Il montra l’ordinateur que Linus tenait encore fermement contre lui. Dap tendit la main mais l’autre n’esquissa pas un geste, ses joues avant rouges prenant peu à peu une teinte cireuse.

—Je peux le configurer en vous attendant, dit Dap avec un calme qui l’étonnait lui en premier. Au pire, je demanderais autour de moi pour l’installation.

—Vraiment, ça ne te gêne pas ? On a ce point avec la régie bloquée depuis le départ de Linus et on sera pas trop de deux pour leur faire entendre raison ! Si tu as besoin d’aide, demande à Aysha. C’est le bureau avec la grosse figurine de Game of thrones ou d’un jeu vidéo, je ne sais plus trop. Oh et fais toi de la place comme tu peux, Linus rangera ça après. À tout à l’heure et encore merci, Dap !

Linus ne dit rien et même s’il avait voulu, c’était trop tard. Lydia l’entrainait déjà à l’autre bout de l’open-space comme s’il était monté sur patins à roulettes. Avant qu’ils ne disparaissent tous deux dans les ascenseurs, loin derrière le bureau de Blaise, Dap crut capter une dernière fois le regard stupéfait de Linus.

Il déplaça comme il pouvait les dossiers sur son minuscule bureau et posa son ordinateur portable.
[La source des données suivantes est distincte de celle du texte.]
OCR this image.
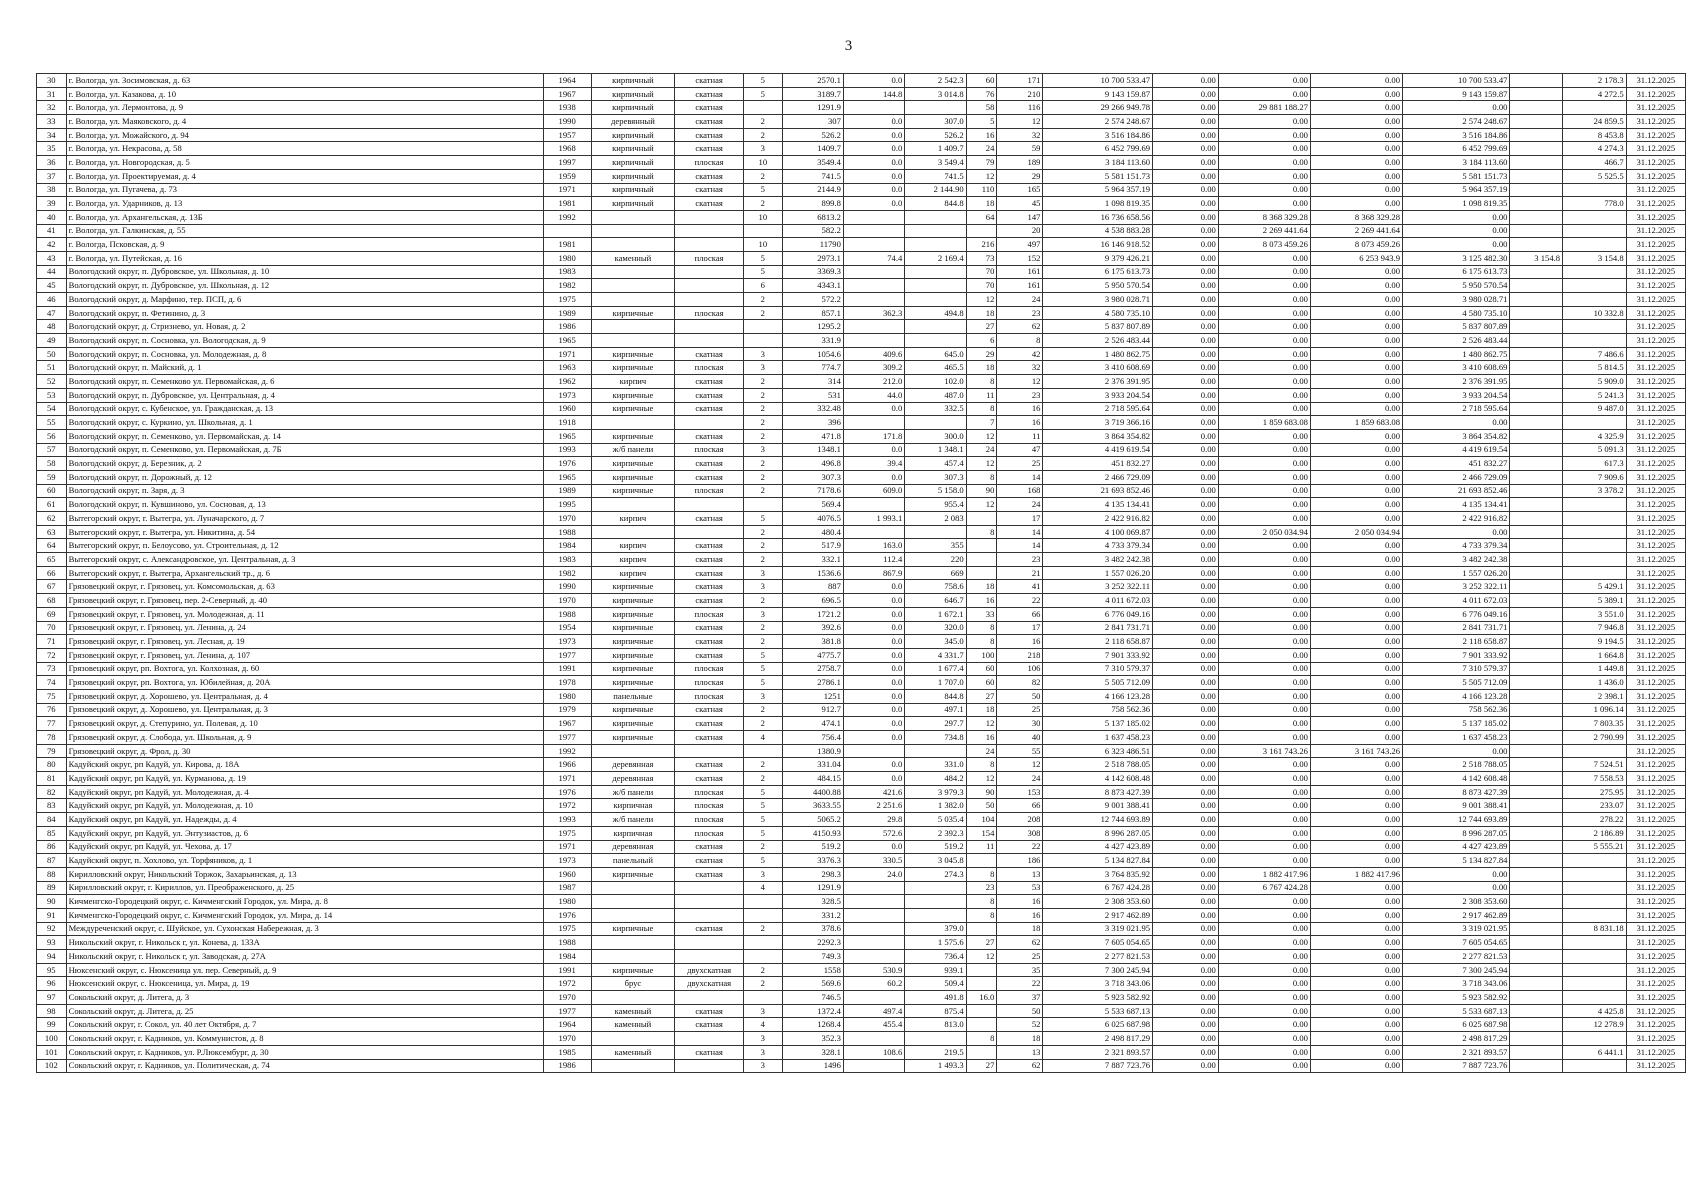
3
30	г. Вологда, ул. Зосимовская, д. 63	1964	кирпичный	скатная	5	2570.1	0.0	2 542.3	60	171	10 700 533.47	0.00	0.00	0.00	10 700 533.47		2 178.3	31.12.2025
31	г. Вологда, ул. Казакова, д. 10	1967	кирпичный	скатная	5	3189.7	144.8	3 014.8	76	210	9 143 159.87	0.00	0.00	0.00	9 143 159.87		4 272.5	31.12.2025
32	г. Вологда, ул. Лермонтова, д. 9	1938	кирпичный	скатная		1291.9			58	116	29 266 949.78	0.00	29 881 188.27	0.00	0.00			31.12.2025
33	г. Вологда, ул. Маяковского, д. 4	1990	деревянный	скатная	2	307	0.0	307.0	5	12	2 574 248.67	0.00	0.00	0.00	2 574 248.67		24 859.5	31.12.2025
34	г. Вологда, ул. Можайского, д. 94	1957	кирпичный	скатная	2	526.2	0.0	526.2	16	32	3 516 184.86	0.00	0.00	0.00	3 516 184.86		8 453.8	31.12.2025
35	г. Вологда, ул. Некрасова, д. 58	1968	кирпичный	скатная	3	1409.7	0.0	1 409.7	24	59	6 452 799.69	0.00	0.00	0.00	6 452 799.69		4 274.3	31.12.2025
36	г. Вологда, ул. Новгородская, д. 5	1997	кирпичный	плоская	10	3549.4	0.0	3 549.4	79	189	3 184 113.60	0.00	0.00	0.00	3 184 113.60		466.7	31.12.2025
37	г. Вологда, ул. Проектируемая, д. 4	1959	кирпичный	скатная	2	741.5	0.0	741.5	12	29	5 581 151.73	0.00	0.00	0.00	5 581 151.73		5 525.5	31.12.2025
38	г. Вологда, ул. Пугачева, д. 73	1971	кирпичный	скатная	5	2144.9	0.0	2 144.90	110	165	5 964 357.19	0.00	0.00	0.00	5 964 357.19			31.12.2025
39	г. Вологда, ул. Ударников, д. 13	1981	кирпичный	скатная	2	899.8	0.0	844.8	18	45	1 098 819.35	0.00	0.00	0.00	1 098 819.35		778.0	31.12.2025
40	г. Вологда, ул. Архангельская, д. 13Б	1992			10	6813.2			64	147	16 736 658.56	0.00	8 368 329.28	8 368 329.28	0.00			31.12.2025
41	г. Вологда, ул. Галкинская, д. 55					582.2				20	4 538 883.28	0.00	2 269 441.64	2 269 441.64	0.00			31.12.2025
42	г. Вологда, Псковская, д. 9	1981			10	11790			216	497	16 146 918.52	0.00	8 073 459.26	8 073 459.26	0.00			31.12.2025
43	г. Вологда, ул. Путейская, д. 16	1980	каменный	плоская	5	2973.1	74.4	2 169.4	73	152	9 379 426.21	0.00	0.00	6 253 943.9	3 125 482.30	3 154.8	3 154.8	31.12.2025
44	Вологодский округ, п. Дубровское, ул. Школьная, д. 10	1983			5	3369.3			70	161	6 175 613.73	0.00	0.00	0.00	6 175 613.73			31.12.2025
45	Вологодский округ, п. Дубровское, ул. Школьная, д. 12	1982			6	4343.1			70	161	5 950 570.54	0.00	0.00	0.00	5 950 570.54			31.12.2025
46	Вологодский округ, д. Марфино, тер. ПСП, д. 6	1975			2	572.2			12	24	3 980 028.71	0.00	0.00	0.00	3 980 028.71			31.12.2025
47	Вологодский округ, п. Фетинино, д. 3	1989	кирпичные	плоская	2	857.1	362.3	494.8	18	23	4 580 735.10	0.00	0.00	0.00	4 580 735.10		10 332.8	31.12.2025
48	Вологодский округ, д. Стризнево, ул. Новая, д. 2	1986				1295.2			27	62	5 837 807.89	0.00	0.00	0.00	5 837 807.89			31.12.2025
49	Вологодский округ, п. Сосновка, ул. Вологодская, д. 9	1965				331.9			6	8	2 526 483.44	0.00	0.00	0.00	2 526 483.44			31.12.2025
50	Вологодский округ, п. Сосновка, ул. Молодежная, д. 8	1971	кирпичные	скатная	3	1054.6	409.6	645.0	29	42	1 480 862.75	0.00	0.00	0.00	1 480 862.75		7 486.6	31.12.2025
51	Вологодский округ, п. Майский, д. 1	1963	кирпичные	плоская	3	774.7	309.2	465.5	18	32	3 410 608.69	0.00	0.00	0.00	3 410 608.69		5 814.5	31.12.2025
52	Вологодский округ, п. Семенково ул. Первомайская, д. 6	1962	кирпич	скатная	2	314	212.0	102.0	8	12	2 376 391.95	0.00	0.00	0.00	2 376 391.95		5 909.0	31.12.2025
53	Вологодский округ, п. Дубровское, ул. Центральная, д. 4	1973	кирпичные	скатная	2	531	44.0	487.0	11	23	3 933 204.54	0.00	0.00	0.00	3 933 204.54		5 241.3	31.12.2025
54	Вологодский округ, с. Кубенское, ул. Гражданская, д. 13	1960	кирпичные	скатная	2	332.48	0.0	332.5	8	16	2 718 595.64	0.00	0.00	0.00	2 718 595.64		9 487.0	31.12.2025
55	Вологодский округ, с. Куркино, ул. Школьная, д. 1	1918			2	396			7	16	3 719 366.16	0.00	1 859 683.08	1 859 683.08	0.00			31.12.2025
56	Вологодский округ, п. Семенково, ул. Первомайская, д. 14	1965	кирпичные	скатная	2	471.8	171.8	300.0	12	11	3 864 354.82	0.00	0.00	0.00	3 864 354.82		4 325.9	31.12.2025
57	Вологодский округ, п. Семенково, ул. Первомайская, д. 7Б	1993	ж/б панели	плоская	3	1348.1	0.0	1 348.1	24	47	4 419 619.54	0.00	0.00	0.00	4 419 619.54		5 091.3	31.12.2025
58	Вологодский округ, д. Березник, д. 2	1976	кирпичные	скатная	2	496.8	39.4	457.4	12	25	451 832.27	0.00	0.00	0.00	451 832.27		617.3	31.12.2025
59	Вологодский округ, п. Дорожный, д. 12	1965	кирпичные	скатная	2	307.3	0.0	307.3	8	14	2 466 729.09	0.00	0.00	0.00	2 466 729.09		7 909.6	31.12.2025
60	Вологодский округ, п. Заря, д. 3	1989	кирпичные	плоская	2	7178.6	609.0	5 158.0	90	168	21 693 852.46	0.00	0.00	0.00	21 693 852.46		3 378.2	31.12.2025
61	Вологодский округ, п. Кувшиново, ул. Сосновая, д. 13	1995				569.4		955.4	12	24	4 135 134.41	0.00	0.00	0.00	4 135 134.41			31.12.2025
62	Вытегорский округ, г. Вытегра, ул. Луначарского, д. 7	1970	кирпич	скатная	5	4076.5	1 993.1	2 083		17	2 422 916.82	0.00	0.00	0.00	2 422 916.82			31.12.2025
63	Вытегорский округ, г. Вытегра, ул. Никитина, д. 54	1988			2	480.4			8	14	4 100 069.87	0.00	2 050 034.94	2 050 034.94	0.00			31.12.2025
64	Вытегорский округ, п. Белоусово, ул. Строительная, д. 12	1984	кирпич	скатная	2	517.9	163.0	355		14	4 733 379.34	0.00	0.00	0.00	4 733 379.34			31.12.2025
65	Вытегорский округ, с. Александровское, ул. Центральная, д. 3	1983	кирпич	скатная	2	332.1	112.4	220		23	3 482 242.38	0.00	0.00	0.00	3 482 242.38			31.12.2025
66	Вытегорский округ, г. Вытегра, Архангельский тр., д. 6	1982	кирпич	скатная	3	1536.6	867.9	669		21	1 557 026.20	0.00	0.00	0.00	1 557 026.20			31.12.2025
67	Грязовецкий округ, г. Грязовец, ул. Комсомольская, д. 63	1990	кирпичные	скатная	3	887	0.0	758.6	18	41	3 252 322.11	0.00	0.00	0.00	3 252 322.11		5 429.1	31.12.2025
68	Грязовецкий округ, г. Грязовец, пер. 2-Северный, д. 40	1970	кирпичные	скатная	2	696.5	0.0	646.7	16	22	4 011 672.03	0.00	0.00	0.00	4 011 672.03		5 389.1	31.12.2025
69	Грязовецкий округ, г. Грязовец, ул. Молодежная, д. 11	1988	кирпичные	плоская	3	1721.2	0.0	1 672.1	33	66	6 776 049.16	0.00	0.00	0.00	6 776 049.16		3 551.0	31.12.2025
70	Грязовецкий округ, г. Грязовец, ул. Ленина, д. 24	1954	кирпичные	скатная	2	392.6	0.0	320.0	8	17	2 841 731.71	0.00	0.00	0.00	2 841 731.71		7 946.8	31.12.2025
71	Грязовецкий округ, г. Грязовец, ул. Лесная, д. 19	1973	кирпичные	скатная	2	381.8	0.0	345.0	8	16	2 118 658.87	0.00	0.00	0.00	2 118 658.87		9 194.5	31.12.2025
72	Грязовецкий округ, г. Грязовец, ул. Ленина, д. 107	1977	кирпичные	скатная	5	4775.7	0.0	4 331.7	100	218	7 901 333.92	0.00	0.00	0.00	7 901 333.92		1 664.8	31.12.2025
73	Грязовецкий округ, рп. Вохтога, ул. Колхозная, д. 60	1991	кирпичные	плоская	5	2758.7	0.0	1 677.4	60	106	7 310 579.37	0.00	0.00	0.00	7 310 579.37		1 449.8	31.12.2025
74	Грязовецкий округ, рп. Вохтога, ул. Юбилейная, д. 20А	1978	кирпичные	плоская	5	2786.1	0.0	1 707.0	60	82	5 505 712.09	0.00	0.00	0.00	5 505 712.09		1 436.0	31.12.2025
75	Грязовецкий округ, д. Хорошево, ул. Центральная, д. 4	1980	панельные	плоская	3	1251	0.0	844.8	27	50	4 166 123.28	0.00	0.00	0.00	4 166 123.28		2 398.1	31.12.2025
76	Грязовецкий округ, д. Хорошево, ул. Центральная, д. 3	1979	кирпичные	скатная	2	912.7	0.0	497.1	18	25	758 562.36	0.00	0.00	0.00	758 562.36		1 096.14	31.12.2025
77	Грязовецкий округ, д. Степурино, ул. Полевая, д. 10	1967	кирпичные	скатная	2	474.1	0.0	297.7	12	30	5 137 185.02	0.00	0.00	0.00	5 137 185.02		7 803.35	31.12.2025
78	Грязовецкий округ, д. Слобода, ул. Школьная, д. 9	1977	кирпичные	скатная	4	756.4	0.0	734.8	16	40	1 637 458.23	0.00	0.00	0.00	1 637 458.23		2 790.99	31.12.2025
79	Грязовецкий округ, д. Фрол, д. 30	1992				1380.9			24	55	6 323 486.51	0.00	3 161 743.26	3 161 743.26	0.00			31.12.2025
80	Кадуйский округ, рп Кадуй, ул. Кирова, д. 18А	1966	деревянная	скатная	2	331.04	0.0	331.0	8	12	2 518 788.05	0.00	0.00	0.00	2 518 788.05		7 524.51	31.12.2025
81	Кадуйский округ, рп Кадуй, ул. Курманова, д. 19	1971	деревянная	скатная	2	484.15	0.0	484.2	12	24	4 142 608.48	0.00	0.00	0.00	4 142 608.48		7 558.53	31.12.2025
82	Кадуйский округ, рп Кадуй, ул. Молодежная, д. 4	1976	ж/б панели	плоская	5	4400.88	421.6	3 979.3	90	153	8 873 427.39	0.00	0.00	0.00	8 873 427.39		275.95	31.12.2025
83	Кадуйский округ, рп Кадуй, ул. Молодежная, д. 10	1972	кирпичная	плоская	5	3633.55	2 251.6	1 382.0	50	66	9 001 388.41	0.00	0.00	0.00	9 001 388.41		233.07	31.12.2025
84	Кадуйский округ, рп Кадуй, ул. Надежды, д. 4	1993	ж/б панели	плоская	5	5065.2	29.8	5 035.4	104	208	12 744 693.89	0.00	0.00	0.00	12 744 693.89		278.22	31.12.2025
85	Кадуйский округ, рп Кадуй, ул. Энтузиастов, д. 6	1975	кирпичная	плоская	5	4150.93	572.6	2 392.3	154	308	8 996 287.05	0.00	0.00	0.00	8 996 287.05		2 186.89	31.12.2025
86	Кадуйский округ, рп Кадуй, ул. Чехова, д. 17	1971	деревянная	скатная	2	519.2	0.0	519.2	11	22	4 427 423.89	0.00	0.00	0.00	4 427 423.89		5 555.21	31.12.2025
87	Кадуйский округ, п. Хохлово, ул. Торфяников, д. 1	1973	панельный	скатная	5	3376.3	330.5	3 045.8		186	5 134 827.84	0.00	0.00	0.00	5 134 827.84			31.12.2025
88	Кирилловский округ, Никольский Торжок, Захарьинская, д. 13	1960	кирпичные	скатная	3	298.3	24.0	274.3	8	13	3 764 835.92	0.00	1 882 417.96	1 882 417.96	0.00			31.12.2025
89	Кирилловский округ, г. Кириллов, ул. Преображенского, д. 25	1987			4	1291.9			23	53	6 767 424.28	0.00	6 767 424.28	0.00	0.00			31.12.2025
90	Кичменгско-Городецкий округ, с. Кичменгский Городок, ул. Мира, д. 8	1980				328.5			8	16	2 308 353.60	0.00	0.00	0.00	2 308 353.60			31.12.2025
91	Кичменгско-Городецкий округ, с. Кичменгский Городок, ул. Мира, д. 14	1976				331.2			8	16	2 917 462.89	0.00	0.00	0.00	2 917 462.89			31.12.2025
92	Междуреченский округ, с. Шуйское, ул. Сухонская Набережная, д. 3	1975	кирпичные	скатная	2	378.6		379.0		18	3 319 021.95	0.00	0.00	0.00	3 319 021.95		8 831.18	31.12.2025
93	Никольский округ, г. Никольск г, ул. Конева, д. 133А	1988				2292.3		1 575.6	27	62	7 605 054.65	0.00	0.00	0.00	7 605 054.65			31.12.2025
94	Никольский округ, г. Никольск г, ул. Заводская, д. 27А	1984				749.3		736.4	12	25	2 277 821.53	0.00	0.00	0.00	2 277 821.53			31.12.2025
95	Нюксенский округ, с. Нюксеница ул. пер. Северный, д. 9	1991	кирпичные	двухскатная	2	1558	530.9	939.1		35	7 300 245.94	0.00	0.00	0.00	7 300 245.94			31.12.2025
96	Нюксенский округ, с. Нюксеница, ул. Мира, д. 19	1972	брус	двухскатная	2	569.6	60.2	509.4		22	3 718 343.06	0.00	0.00	0.00	3 718 343.06			31.12.2025
97	Сокольский округ, д. Литега, д. 3	1970				746.5		491.8	16.0	37	5 923 582.92	0.00	0.00	0.00	5 923 582.92			31.12.2025
98	Сокольский округ, д. Литега, д. 25	1977	каменный	скатная	3	1372.4	497.4	875.4		50	5 533 687.13	0.00	0.00	0.00	5 533 687.13		4 425.8	31.12.2025
99	Сокольский округ, г. Сокол, ул. 40 лет Октября, д. 7	1964	каменный	скатная	4	1268.4	455.4	813.0		52	6 025 687.98	0.00	0.00	0.00	6 025 687.98		12 278.9	31.12.2025
100	Сокольский округ, г. Кадников, ул. Коммунистов, д. 8	1970			3	352.3			8	18	2 498 817.29	0.00	0.00	0.00	2 498 817.29			31.12.2025
101	Сокольский округ, г. Кадников, ул. Р.Люксембург, д. 30	1985	каменный	скатная	3	328.1	108.6	219.5		13	2 321 893.57	0.00	0.00	0.00	2 321 893.57		6 441.1	31.12.2025
102	Сокольский округ, г. Кадников, ул. Политическая, д. 74	1986			3	1496		1 493.3	27	62	7 887 723.76	0.00	0.00	0.00	7 887 723.76			31.12.2025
Il contempla les différents écrans de chargement se lancer, appuya sur des boutons suivants sans même lire les instructions et fixa enfin son reflet dans l’écran d’accueil de son tout nouveau pc. En dehors de toute la bizarrerie de ce qu’il venait de vivre, quelque chose le dérangeait. Sa main droite le démangeait sans qu’il sache pourquoi. Il baissa les yeux sur sa paume ouverte sur sa cuisse et se souvint. Il avait salué Linus de cette main, cette même main qui, hier soir, lui prenait le sexe et le faisait jouir contre la porte des toilettes plutôt que sur son pantalon.

Son futur boss. Il avait aidé son futur boss à éjaculer de cette main et l’avait cordialement salué avec.

Dap posa son front sur le clavier de son pc tout neuf et attendit que la foudre s’abatte sur lui.